Но затем я вспомнила, что мы никуда в таком платье не попадаем, так как Майкл объявил выпускному бойкот. Так что еще неизвестно, как все сложится. Я грустно стащила с себя платье и положила его на место, на бабушкину кровать. Может быть, пригодится для какого-нибудь приема в Дженовии этим летом. Для приема, где не будет Майкла. Как это все на меня похоже…
Я вышла из спальни как раз в тот момент, когда Лилли показывали крупным планом. Она обращалась к репортерам, набившимся в комнату.
– Я просто хочу сказать, что ничего этого не случилось бы, если бы вдовствующая принцесса Дженовии публично признала свою вину, согласилась, что не способна следить за своей собакой и к тому же принесла эту собаку в учреждение общественного питания.

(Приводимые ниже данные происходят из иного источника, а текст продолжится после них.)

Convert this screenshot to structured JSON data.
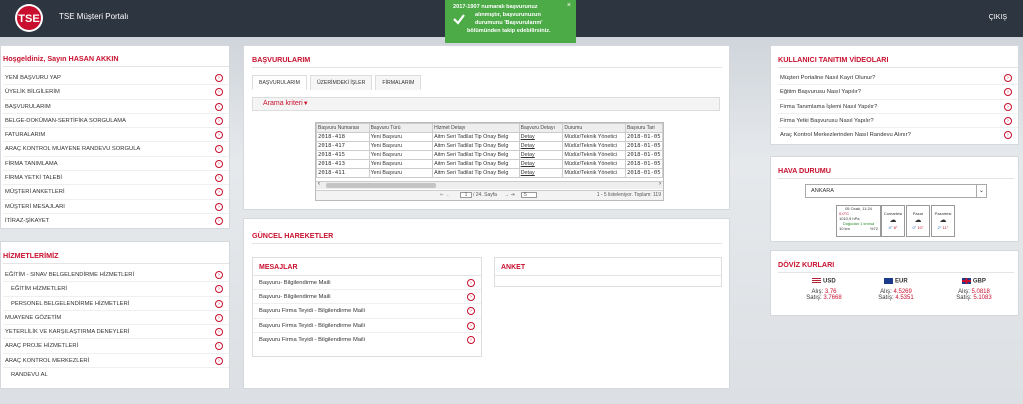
{
  "header": {
    "portal_title": "TSE Müşteri Portalı",
    "logo_text": "TSE",
    "exit_label": "ÇIKIŞ"
  },
  "toast": {
    "line1": "2017-1907  numaralı başvurunuz",
    "line2": "alınmıştır, başvurunuzun",
    "line3": "durumunu 'Başvurularım'",
    "line4": "bölümünden takip edebilirsiniz.",
    "close": "×"
  },
  "sidebar": {
    "welcome": "Hoşgeldiniz, Sayın HASAN AKKIN",
    "items": [
      "YENİ BAŞVURU YAP",
      "ÜYELİK BİLGİLERİM",
      "BAŞVURULARIM",
      "BELGE-DOKÜMAN-SERTİFİKA SORGULAMA",
      "FATURALARIM",
      "ARAÇ KONTROL MUAYENE RANDEVU SORGULA",
      "FİRMA TANIMLAMA",
      "FİRMA YETKİ TALEBİ",
      "MÜŞTERİ ANKETLERİ",
      "MÜŞTERİ MESAJLARI",
      "İTİRAZ-ŞİKAYET"
    ],
    "services_title": "HİZMETLERİMİZ",
    "services": [
      "EĞİTİM - SINAV BELGELENDİRME HİZMETLERİ",
      "EĞİTİM HİZMETLERİ",
      "PERSONEL BELGELENDİRME HİZMETLERİ",
      "MUAYENE GÖZETİM",
      "YETERLİLİK VE KARŞILAŞTIRMA DENEYLERİ",
      "ARAÇ PROJE HİZMETLERİ",
      "ARAÇ KONTROL MERKEZLERİ",
      "RANDEVU AL"
    ]
  },
  "basvurular": {
    "title": "BAŞVURULARIM",
    "tabs": [
      "BAŞVURULARIM",
      "ÜZERİMDEKİ İŞLER",
      "FİRMALARIM"
    ],
    "search_label": "Arama kriteri",
    "columns": [
      "Başvuru Numarası",
      "Başvuru Türü",
      "Hizmet Detayı",
      "Başvuru Detayı",
      "Durumu",
      "Başvuru Tari"
    ],
    "rows": [
      [
        "2018-418",
        "Yeni Başvuru",
        "Aitm Seri Tadilat Tip Onay Belg",
        "Detay",
        "Müdür/Teknik Yönetici",
        "2018-01-05"
      ],
      [
        "2018-417",
        "Yeni Başvuru",
        "Aitm Seri Tadilat Tip Onay Belg",
        "Detay",
        "Müdür/Teknik Yönetici",
        "2018-01-05"
      ],
      [
        "2018-415",
        "Yeni Başvuru",
        "Aitm Seri Tadilat Tip Onay Belg",
        "Detay",
        "Müdür/Teknik Yönetici",
        "2018-01-05"
      ],
      [
        "2018-413",
        "Yeni Başvuru",
        "Aitm Seri Tadilat Tip Onay Belg",
        "Detay",
        "Müdür/Teknik Yönetici",
        "2018-01-05"
      ],
      [
        "2018-411",
        "Yeni Başvuru",
        "Aitm Seri Tadilat Tip Onay Belg",
        "Detay",
        "Müdür/Teknik Yönetici",
        "2018-01-05"
      ]
    ],
    "pager_page": "1",
    "pager_total": "/ 24. Sayfa",
    "pager_size": "5",
    "pager_status": "1 - 5 listeleniyor. Toplam: 119"
  },
  "guncel": {
    "title": "GÜNCEL HAREKETLER",
    "messages_title": "MESAJLAR",
    "messages": [
      "Başvuru- Bilgilendirme Maili",
      "Başvuru- Bilgilendirme Maili",
      "Başvuru Firma Teyidi - Bilgilendirme Maili",
      "Başvuru Firma Teyidi - Bilgilendirme Maili",
      "Başvuru Firma Teyidi - Bilgilendirme Maili"
    ],
    "survey_title": "ANKET"
  },
  "videos": {
    "title": "KULLANICI TANITIM VİDEOLARI",
    "items": [
      "Müşteri Portaline Nasıl Kayıt Olunur?",
      "Eğitim Başvurusu Nasıl Yapılır?",
      "Firma Tanımlama İşlemi Nasıl Yapılır?",
      "Firma Yetki Başvurusu Nasıl Yapılır?",
      "Araç Kontrol Merkezlerinden Nasıl Randevu Alınır?"
    ]
  },
  "weather": {
    "title": "HAVA DURUMU",
    "city": "ANKARA",
    "today": {
      "date": "05 Ocak, 11:24",
      "temp": "0,0°C",
      "pressure": "1010,9 hPa",
      "wind": "Doğudan 1 km/sa",
      "visibility": "10 km",
      "humidity": "%72"
    },
    "forecast": [
      {
        "day": "Cumartesi",
        "low": "0°",
        "high": "8°"
      },
      {
        "day": "Pazar",
        "low": "0°",
        "high": "10°"
      },
      {
        "day": "Pazartesi",
        "low": "2°",
        "high": "11°"
      }
    ]
  },
  "doviz": {
    "title": "DÖVİZ KURLARI",
    "buy_label": "Alış",
    "sell_label": "Satış",
    "items": [
      {
        "code": "USD",
        "buy": "3.76",
        "sell": "3.7668"
      },
      {
        "code": "EUR",
        "buy": "4.5269",
        "sell": "4.5351"
      },
      {
        "code": "GBP",
        "buy": "5.0818",
        "sell": "5.1083"
      }
    ]
  },
  "colors": {
    "brand_red": "#c8102e",
    "header_bg": "#2d3540",
    "toast_green": "#4caa47"
  }
}
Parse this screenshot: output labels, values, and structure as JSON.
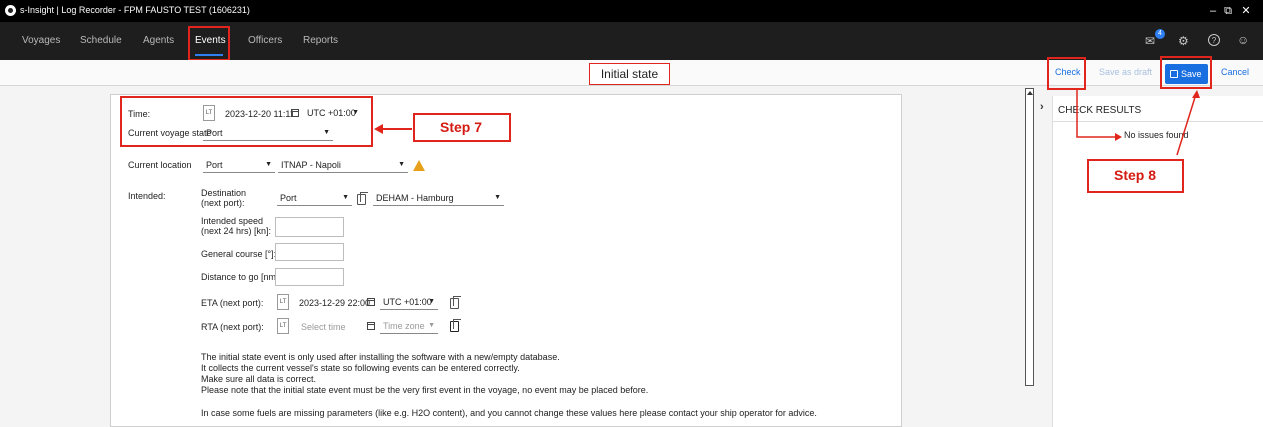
{
  "titlebar": {
    "title": "s-Insight | Log Recorder - FPM FAUSTO TEST (1606231)",
    "min": "–",
    "restore": "⧉",
    "close": "✕"
  },
  "nav": {
    "items": [
      "Voyages",
      "Schedule",
      "Agents",
      "Events",
      "Officers",
      "Reports"
    ],
    "active": "Events",
    "badge": "4"
  },
  "toolbar": {
    "heading": "Initial state",
    "check": "Check",
    "save_draft": "Save as draft",
    "save": "Save",
    "cancel": "Cancel"
  },
  "form": {
    "time_label": "Time:",
    "lt": "LT",
    "time_value": "2023-12-20 11:11",
    "tz_value": "UTC +01:00",
    "voyage_state_label": "Current voyage state",
    "voyage_state_value": "Port",
    "location_label": "Current location",
    "location_type": "Port",
    "location_value": "ITNAP - Napoli",
    "intended_label": "Intended:",
    "destination_label_1": "Destination",
    "destination_label_2": "(next port):",
    "dest_type": "Port",
    "dest_value": "DEHAM - Hamburg",
    "speed_label_1": "Intended speed",
    "speed_label_2": "(next 24 hrs) [kn]:",
    "course_label": "General course [°]:",
    "distance_label": "Distance to go [nm]:",
    "eta_label": "ETA (next port):",
    "eta_value": "2023-12-29 22:00",
    "eta_tz": "UTC +01:00",
    "rta_label": "RTA (next port):",
    "rta_placeholder": "Select time",
    "rta_tz_placeholder": "Time zone",
    "info": [
      "The initial state event is only used after installing the software with a new/empty database.",
      "It collects the current vessel's state so following events can be entered correctly.",
      "Make sure all data is correct.",
      "Please note that the initial state event must be the very first event in the voyage, no event may be placed before.",
      "In case some fuels are missing parameters (like e.g. H2O content), and you cannot change these values here please contact your ship operator for advice."
    ]
  },
  "check_results": {
    "title": "CHECK RESULTS",
    "message": "No issues found"
  },
  "annotations": {
    "step7": "Step 7",
    "step8": "Step 8"
  },
  "colors": {
    "accent": "#1a6fe0",
    "annotation": "#e0261c",
    "warning": "#e6a01a"
  }
}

У бабушки отвисла челюсть. Папа буквально окаменел, глядя в телевизор.
– В качестве доказательства этого заявления, – продолжала Лилли и помахала сегодняшним номером «Атома», – я предлагаю заслушать статью, написанную собственной внучкой вдовствующей принцессы.
И в полнейшем ужасе я прослушала, как Лилли монотонным голосом слово в слово прочитала мою статью. И, хочу сказать, мои собственные слова показались мне такими глупыми… гораздо более глупыми, чем они звучали бы в моем собственном исполнении.
Тэ-эээ-эээ-экс. Папа с бабушкой смотрят на меня. Они не рады. Они как будто сейчас…
7 мая, среда, 22.00, моя комната
Честно, я не понимаю, чего они так расстроились. Это обязанность любого журналиста – делать правдивые репортажи, и именно это я и сделала. Если не выносишь жара, нечего соваться на кухню. Ведь действительно бабушка ПРИНЕСЛА собаку в ресторан, а Джангбу СПОТКНУЛСЯ только потому, что Роммель бросился ему под ноги. Они не могут это отрицать. Они могут хотеть, чтобы этого вообще не случалось, и еще они могут хотеть, чтобы Лесли Хо не просила меня писать эту статью.
Но они не могут ругать меня за то, что я использовала право журналиста. К тому же посягать на мою журналистскую неприкосновенность.
Теперь я, пожалуй, знаю, что чувствовали великие репортеры до меня. Эрни Пайл за свои мощные репортажи во время Второй мировой войны. Этель Пайн, первая цветная женщина-журналист, во время движения за гражданские права. Маргарет Хиггинс, первая женщина, которая получила Пулитцеровскую премию за международную журналистскую деятельность. Луиза Лэйн, за свои неутомимые усилия для «Дейли пленет». Вудворд и Бернштейн за все то, что они сделали в Уотергейте, что бы они там ни сделали, сейчас не помню.